Move stands to de-pattern your deer

Brad Carr learned to move hunting stands to alternate locations to avoid deer patterning him.

Do you really think it’s possible to accurately and consistently pattern a buck well enough to know when that whitetail is going to be where?

 

Well, it’s probably possible, and certainly some savvy woods-wise deer hunters have done it. However, I am more inclined to think that deer tend to pattern hunters better than we pattern them. It may be way past time to change your deer stand game plan.

 

The look-up syndrome

“Man, I just hate it when I get all settled into my tree stand, then out pops a deer and the first thing it does is stare right up at me,” said Brad Carr, a dentist from South Jackson. “I play the wind right, I coat myself with scent-killer spray, I wear rubber boots and sneak in quietly from the right direction. I ease quietly into the stand that I fixed for squeaks well ahead of the season. I put on camo cover gloves and sometimes I even wear a face mask.

“What do I get for all that preparation? Busted, that’s what.”

When Brad asked me about my opinion on the situation, my first question was how many deer-hunting seasons had that ladder stand been propped up against the same tree?

In some cases, the property he hunts in Holmes County along the Big Black River has deer stands that have not been moved or shifted around to new spots for more than a decade.

It’s little wonder the local deer population had the hunters so well patterned. They knew exactly where every stand was located, and many of the deer just automatically visually inspected them every time they passed.

It just so happened that one time somebody was actually sitting in the stand.

When that deer high-tailed it out of there at the sight of Brad sitting in the stand, the noise and movement in the surrounding brush only confirmed to every other deer in the immediate area that something was wrong. Deer tend to remember alerts like that causing them to maintain their guard.

Furthermore, those bucks hiding back in the shadows are even better at patterning popular hunting stands and steering clear of them.

 

Turn the tide

It would seem just too simple a solution to start moving some stands around from places they have been sitting for years, but in fact that is the place to start.

The question is, though: Move them to where?

“When those suggestions got back to camp, we met and decided it was time to shift some stands to new locations,” said Andy Dulaney, Carr’s dental as well as hunting partner. “In some of those spots, our annual records of deer observations had really dropped off.

“Our plan was to move about a third of our 16 stand locations in rotation over three years. There was no magic to that course of action, but we wanted more time to assess new spots to locate the stands.

“This is when we started an open discussion around the campfire seeking suggestions for new stand locations. We needed to know from the hunting membership where they had been seeing new trails, new funnels, rub lines and areas with consistent scraping activity every season. Actually it proved pretty easy to find enough new spots to move the stands.

“We scheduled a work day and got some stands moved last season.

“Then the last thing we decided to do was block out a few other stands to allow them a whole season period to cool down. Basically we just tried to stay clear of those stands for a season to see if down the road it would make a difference in busting up the deer patterning us.

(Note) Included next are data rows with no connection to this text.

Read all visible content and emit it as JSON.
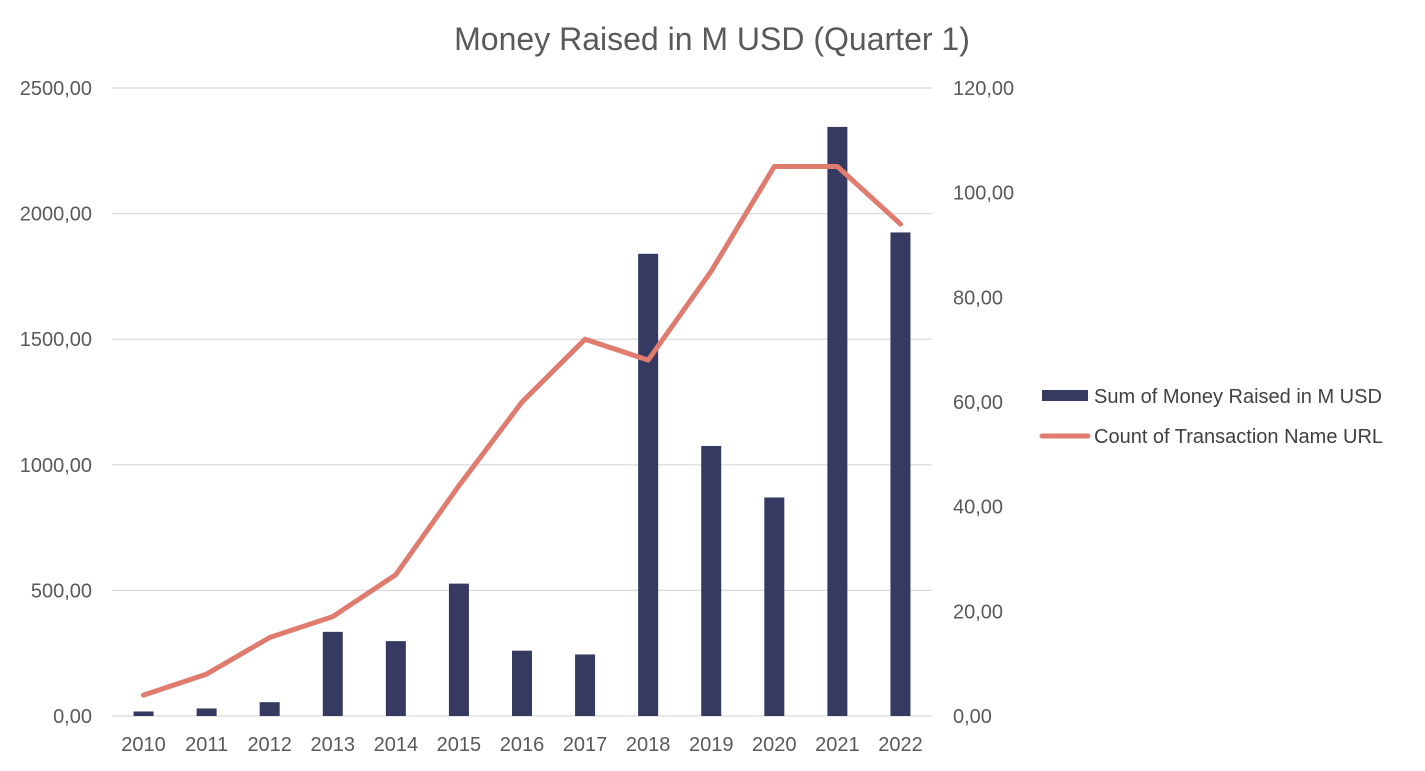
{
  "chart_data": {
    "type": "bar+line",
    "title": "Money Raised in M USD (Quarter 1)",
    "categories": [
      "2010",
      "2011",
      "2012",
      "2013",
      "2014",
      "2015",
      "2016",
      "2017",
      "2018",
      "2019",
      "2020",
      "2021",
      "2022"
    ],
    "series": [
      {
        "name": "Sum of Money Raised in M USD",
        "type": "bar",
        "axis": "left",
        "color": "#363a60",
        "values": [
          18,
          30,
          55,
          335,
          298,
          527,
          260,
          245,
          1840,
          1075,
          870,
          2345,
          1925
        ]
      },
      {
        "name": "Count of Transaction Name URL",
        "type": "line",
        "axis": "right",
        "color": "#e07b6f",
        "values": [
          4,
          8,
          15,
          19,
          27,
          44,
          60,
          72,
          68,
          85,
          105,
          105,
          94
        ]
      }
    ],
    "y_left": {
      "ylim": [
        0,
        2500
      ],
      "ticks": [
        0,
        500,
        1000,
        1500,
        2000,
        2500
      ],
      "tick_labels": [
        "0,00",
        "500,00",
        "1000,00",
        "1500,00",
        "2000,00",
        "2500,00"
      ]
    },
    "y_right": {
      "ylim": [
        0,
        120
      ],
      "ticks": [
        0,
        20,
        40,
        60,
        80,
        100,
        120
      ],
      "tick_labels": [
        "0,00",
        "20,00",
        "40,00",
        "60,00",
        "80,00",
        "100,00",
        "120,00"
      ]
    },
    "grid": true,
    "legend": "right"
  }
}
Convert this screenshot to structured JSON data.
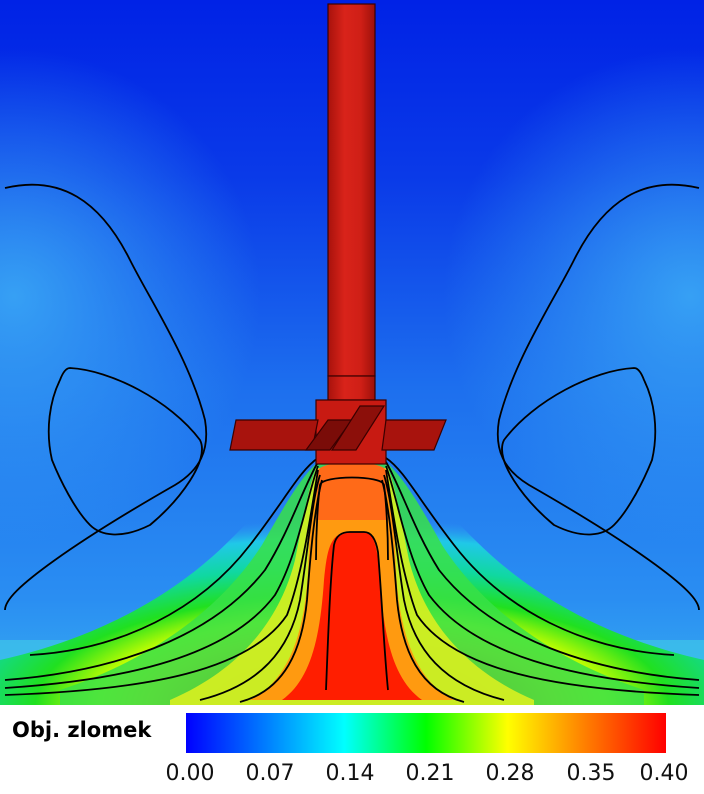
{
  "colorbar": {
    "title": "Obj. zlomek",
    "ticks": [
      "0.00",
      "0.07",
      "0.14",
      "0.21",
      "0.28",
      "0.35",
      "0.40"
    ],
    "range": [
      0.0,
      0.4
    ],
    "colors": [
      "#0000ff",
      "#0080ff",
      "#00ffff",
      "#00ff00",
      "#ffff00",
      "#ff8000",
      "#ff0000"
    ]
  },
  "scene": {
    "background_color": "#0a2fe0",
    "shaft_color": "#d31a12",
    "impeller_color": "#b8140e",
    "contour_color": "#000000"
  }
}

“Using our records from nearly a decade really helped to pick out stands that seemed to have been seeing a diminishing number of deer observations over the years. Our hope is by starting this deer-stand rotation plan in the next few years that the deer on our property will have less of a clue where hunters might be sitting on any particular day.”

Of course only time will tell if this works, but the plan is a viable approach to breaking up the cycle of deer patterning this club’s hunting stands.

The bottom line is this: If you have been hunting the same section of land for years and basically out of the same stands and locations, it is extremely likely that the deer on your place have you patterned and not the reverse. If your stand utilization is generally high throughout the season, it is even more probable that the deer have pegged every deer stand.

If your hunters are reporting seeing fewer deer from those stands virtually every season, it is high time for a change-up plan. It does not have to be a drastic realignment of every stand on the property. Pick out a few, move them around to some fresh areas and track the results. I’m betting deer will be seen that have never been seen before.